SIENNA (susurrando):
—Te amo.

ZANE (apenas audible):
—Y yo a vos…

Respondió él, con un hilo de voz, pero más puro que cualquier canto celestial. Su aura comenzó a latir de nuevo. Primero como una brasa débil… luego, como un corazón descomunal despertando. Pero no hubo tiempo.

Como una sombra que se niega a desaparecer… como un eco de odio imposible de silenciar… Lucifer apareció detrás de Zane con un destello de oscuridad absoluta. Su silueta era fuego y venganza, y su presencia arrancaba el aire de los pulmones. Antes de que Zane pudiera levantarse… Una patada bestial impactó directo en su espalda. El golpe fue tan brutal que el cuerpo de Zane salió disparado como una flecha sin control, atravesando el aire y estrellándose contra los restos de un edificio caído. El concreto se rompió como cartón mojado. El estruendo hizo eco en toda la ciudad.

Zadkiel y Ajatar reaccionaron al instante, pero Lucifer ya los había anticipado. Dos explosiones infernales brotaron de sus manos, enviándolos volando en direcciones opuestas, como cometas sin rumbo. Ambos impactaron contra estructuras lejanas, derribando escombros en kilómetros a la redonda. Y entonces, Lucifer caminó. Cada paso suyo hundía el suelo. Sus ojos eran brasas que escupían odio. El rostro desencajado, los dientes apretados, las venas marcadas. La furia era total. Final. Absoluta. Frente a él, Sienna. Arrodillada, temblando, con el alma quebrada pero la mirada firme. Lucifer la miró… y sin piedad, la tomó del cuello con una sola mano.
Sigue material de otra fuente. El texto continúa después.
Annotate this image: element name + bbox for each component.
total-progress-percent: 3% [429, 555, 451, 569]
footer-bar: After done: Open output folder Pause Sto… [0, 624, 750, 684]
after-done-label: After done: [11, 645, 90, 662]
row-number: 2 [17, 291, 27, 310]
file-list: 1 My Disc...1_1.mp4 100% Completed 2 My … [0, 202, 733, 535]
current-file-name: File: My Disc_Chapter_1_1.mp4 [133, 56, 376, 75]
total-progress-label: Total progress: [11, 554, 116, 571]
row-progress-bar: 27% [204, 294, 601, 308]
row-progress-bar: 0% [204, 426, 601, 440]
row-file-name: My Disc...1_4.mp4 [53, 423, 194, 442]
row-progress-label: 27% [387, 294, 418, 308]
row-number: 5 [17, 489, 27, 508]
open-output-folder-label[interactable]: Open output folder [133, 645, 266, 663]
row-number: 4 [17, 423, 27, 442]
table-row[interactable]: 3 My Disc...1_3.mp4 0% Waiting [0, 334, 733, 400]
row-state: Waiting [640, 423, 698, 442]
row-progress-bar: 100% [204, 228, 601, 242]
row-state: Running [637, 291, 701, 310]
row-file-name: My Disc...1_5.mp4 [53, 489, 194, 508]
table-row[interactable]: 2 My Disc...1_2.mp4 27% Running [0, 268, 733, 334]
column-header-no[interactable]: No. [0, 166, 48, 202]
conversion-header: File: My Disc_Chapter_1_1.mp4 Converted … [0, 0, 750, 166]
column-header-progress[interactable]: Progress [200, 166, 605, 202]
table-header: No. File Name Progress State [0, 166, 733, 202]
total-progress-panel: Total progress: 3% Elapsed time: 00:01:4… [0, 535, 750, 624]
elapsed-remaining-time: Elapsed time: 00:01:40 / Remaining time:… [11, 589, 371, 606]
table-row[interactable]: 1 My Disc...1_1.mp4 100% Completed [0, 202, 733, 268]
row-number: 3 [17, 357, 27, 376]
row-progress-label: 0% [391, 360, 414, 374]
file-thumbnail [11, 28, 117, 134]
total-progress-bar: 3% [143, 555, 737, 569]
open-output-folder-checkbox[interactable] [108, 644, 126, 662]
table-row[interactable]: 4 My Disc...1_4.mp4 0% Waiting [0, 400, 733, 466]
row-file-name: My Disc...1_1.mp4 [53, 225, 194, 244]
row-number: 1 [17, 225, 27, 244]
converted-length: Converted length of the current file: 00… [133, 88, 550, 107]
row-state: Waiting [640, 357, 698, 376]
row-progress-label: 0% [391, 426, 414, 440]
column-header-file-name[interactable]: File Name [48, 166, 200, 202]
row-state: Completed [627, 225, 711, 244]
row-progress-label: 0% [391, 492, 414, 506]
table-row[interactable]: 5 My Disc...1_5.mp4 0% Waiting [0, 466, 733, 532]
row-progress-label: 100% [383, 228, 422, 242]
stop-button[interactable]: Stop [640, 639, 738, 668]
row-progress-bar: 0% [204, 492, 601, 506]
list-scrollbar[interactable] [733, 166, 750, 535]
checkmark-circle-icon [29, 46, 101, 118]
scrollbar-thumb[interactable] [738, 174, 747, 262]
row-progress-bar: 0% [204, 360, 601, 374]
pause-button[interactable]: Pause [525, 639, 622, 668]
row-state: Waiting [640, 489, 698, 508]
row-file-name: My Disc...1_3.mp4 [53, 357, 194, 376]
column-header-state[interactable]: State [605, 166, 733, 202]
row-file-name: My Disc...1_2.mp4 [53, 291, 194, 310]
La levantó como si no pesara más que una hoja seca. Sienna pataleó, jadeando, buscando aire. Le hablo con una voz tan saturada de rabia que el aire se agrietó.

LUCIFER (escupiendo):
—¡VOS! ¡Una simple humana! ¡UNA INSIGNIFICANTE! ¿¡Cómo puede ser que hayas causado… tantos PROBLEMAS!?

Sienna forcejeó, sin éxito. Su voz era apenas un susurro entre el ahogo.

SIENNA (buscando aire):
—Yo… solo… lo amo…

Lucifer, apretando más fuerte, mientras sus ojos se abrían como portales al Infierno más profundo, le contestó furioso.

LUCIFER (rugiendo):
—¡SILENCIO!

A varios metros, entre escombros… Zane. Su cuerpo sangraba. Su espalda humeaba. Pero sus ojos… sus ojos no estaban muertos. Observaban. Sentían. Ardían. Y entonces… ocurrió. Un zumbido vibró en el aire, como si la Tierra misma contuviera la respiración. El suelo alrededor de Zane se resquebrajó en círculos concéntricos, como si su existencia fuese un epicentro. Desde su espalda surgió una columna de fuego rojo, un torrente de energía infernal tan denso que parecía un grito visual. Y al mismo tiempo, desde lo más alto del cielo… una columna dorada descendió como un martillazo de los dioses, golpeando directo su cabeza, fundiéndose con su núcleo.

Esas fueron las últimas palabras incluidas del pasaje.